As one of only 12 people in the US certified as a safe patient-handling technician, Terri Elmore, a Physical Therapy Assistant at Missouri Baptist Medical Center, is on a mission to make the workplace safer for nurses.

According to US Bureau of Labor statistics, nurses are injured at a rate twice the US industry average and nurses are at more risk than those in manufacturing or construction industries. And almost half of those injuries are from overexertion or bodily reaction related to patient handling.

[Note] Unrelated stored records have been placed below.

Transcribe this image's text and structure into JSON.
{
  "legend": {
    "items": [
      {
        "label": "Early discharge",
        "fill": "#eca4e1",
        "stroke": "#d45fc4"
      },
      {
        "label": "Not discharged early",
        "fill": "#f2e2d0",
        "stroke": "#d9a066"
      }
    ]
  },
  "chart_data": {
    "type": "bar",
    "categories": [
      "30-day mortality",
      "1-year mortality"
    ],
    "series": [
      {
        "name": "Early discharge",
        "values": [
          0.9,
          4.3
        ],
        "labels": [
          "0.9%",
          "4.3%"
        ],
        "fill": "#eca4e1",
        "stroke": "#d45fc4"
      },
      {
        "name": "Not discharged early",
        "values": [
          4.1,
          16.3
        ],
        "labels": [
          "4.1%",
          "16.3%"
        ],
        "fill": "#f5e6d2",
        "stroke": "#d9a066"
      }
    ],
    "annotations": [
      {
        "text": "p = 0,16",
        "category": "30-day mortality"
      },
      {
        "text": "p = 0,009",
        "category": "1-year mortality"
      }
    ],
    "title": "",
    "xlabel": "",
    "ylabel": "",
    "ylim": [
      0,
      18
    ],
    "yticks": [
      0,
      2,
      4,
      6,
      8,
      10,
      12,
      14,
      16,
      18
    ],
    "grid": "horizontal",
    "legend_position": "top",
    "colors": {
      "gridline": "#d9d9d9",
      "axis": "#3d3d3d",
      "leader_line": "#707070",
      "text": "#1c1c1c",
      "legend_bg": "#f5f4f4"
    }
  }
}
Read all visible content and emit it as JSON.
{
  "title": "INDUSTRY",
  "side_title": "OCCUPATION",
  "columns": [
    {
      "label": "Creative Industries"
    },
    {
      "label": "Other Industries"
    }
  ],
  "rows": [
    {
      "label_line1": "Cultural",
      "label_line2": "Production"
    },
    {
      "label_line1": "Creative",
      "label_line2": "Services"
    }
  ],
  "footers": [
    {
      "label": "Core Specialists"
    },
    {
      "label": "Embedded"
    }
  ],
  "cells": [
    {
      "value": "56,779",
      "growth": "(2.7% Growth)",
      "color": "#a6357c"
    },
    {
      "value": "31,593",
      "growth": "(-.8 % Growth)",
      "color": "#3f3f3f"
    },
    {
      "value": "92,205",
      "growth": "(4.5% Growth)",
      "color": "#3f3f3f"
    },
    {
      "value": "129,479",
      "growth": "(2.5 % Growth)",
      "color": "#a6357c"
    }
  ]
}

Terri has been leading efforts at Missouri Baptist Medical Center to reduce this risk to nurses since 2015 by ensuring compliance with OSHA requirements, obtaining proper equipment, educating nurses and patient care techs. She also fields more than 400 calls per month from care providers needing advice or assistance to safely move a patient. Her efforts have led to a 38% reduction in the number of injuries to staff from moving patients between 2015 and 2018.


In addition to working with the bedside nurses and patient care techs, Terri works with bed management to ensure the patient is placed in a room with the necessary equipment.  She works with all inpatient divisions and ambulatory patient areas including Imaging, Therapy, ACC and the ED. 

For instance, she was able to secure a car extractor for the ED to minimize the impact of patient handling on the staff.  The car extractor is a portable lift that’s designed to assist people in and out of car. “Such tools help the staff reduce lifting and, in turn, patients are safer and at less risk from injury by being lifted when they cannot assist,” Elmore says.

Terri collaborates with vendors, BJC Ergonomics and hospital facilities to obtain equipment and ensure training and competency as well as engage in a collaborative relationship with nursing services to oversee the OSHA standards for SPH.

The process to become certified as a safe patient handling clinician, CSPHC, is rigorous, requiring a portfolio demonstrating competence, promotion and sustainment of a safe patient handling (SPH) program combined with successful passing of an examination that covers safe patient handling equipment, laws, architecture and education.

SPH is a growing profession focused on minimizing work related injuries.  The emphasis on reducing injuries originated from a 1997 OSHA assessment which showed that nursing and patient care technicians had more back and shoulder injuries than most other occupations.  Federal and state agencies in conjunction with the healthcare industry responded with organizational requirements to meet various regulations, such as limiting the amount of weight a care provider can lift to 35 pounds.

 “I’m proud of MoBap for embracing the change. The benefit to our nurses and patient care techs is that they have a variety of patient handling equipment and, because they know how to use it, they have more confidence in themselves,” said Terri.  “I want nurses to retire when their brain says it’s time, not when their body says it can’t take it anymore.”